Kostin estimates a 35% increase in share buybacks this year and a 5% pop in 2022. Share buybacks from U.S. companies through April have tallied $484 billion, more than double the pace at this same point last year. It marks the quickest pace of U.S. buyback announcements to kick off a year since 2016 ($400 billion).
Tech heavyweight Apple just authorized the repurchase of an additional $90 billion in stock following a banner first quarter of iPhone, iPad and AirPod demand. Insurance giant Travelers recently lifted its stock buyback plan by $5 billion.
“We don’t intend to build up a bunch of excess cash on the balance sheet… and we think that share buybacks are a way to return value to shareholders in a way that is responsible steward of capital, but also maintain a level of balance sheet flexibility for us to continue to be strategic,” Netflix CFO Spence Neumann told analysts on an April 20 earnings call. Netflix has a $5 billion stock buyback authorization in place, and plans to begin buying back shares in the second quarter.
“We’re buying back stock because our cup runneth over,” JPMorgan CEO Jamie Dimon said on an April 14 earnings call. In late December 2020, JPMorgan authorized a new $30 billion stock buyback plan.
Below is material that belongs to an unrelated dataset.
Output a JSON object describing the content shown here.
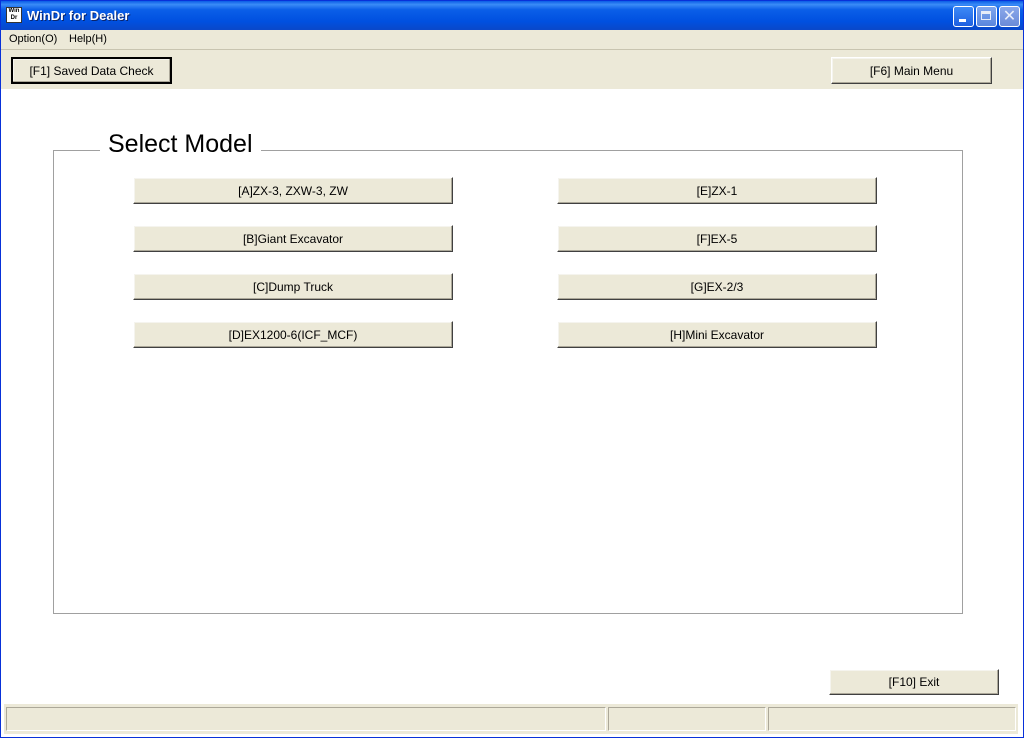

MacDailyNews Take: Add up all of the planned stock buybacks of the three companies mentioned (Travelers, Netflix, and JPMorgan) and, totaling $40 billion, they don’t even add up to half of Apple’s massive buyback plan. As of January 2021, prior to Apple’s latest $90 billion increase, Apple had spent $380 billion to repurchase 10.6 billion shares at an average price of $35.80 per share since starting share repurchases in 2013.
“When looking back at Apple’s share buyback activity, one event stands out: passage of the Tax Cuts and Jobs Act of 2017. Prior to U.S. tax reform, Apple was constrained in terms of the amount of cash that could be spent on buyback. The company was penalized for bringing foreign cash back to the U.S. to fund share buyback,” Neil Cybart writes for Above Avalon (“Apple Won the Share Buyback Debate”). “Apple kept share buyback to a $30 billion to $45 billion per year pace despite having more than $150 billion of net cash on the balance sheet. Following U.S. tax reform, Apple was able to repatriate its foreign cash at more attractive tax rates. Apple’s share buyback pace shot higher and has been trending at $70 billion per year.”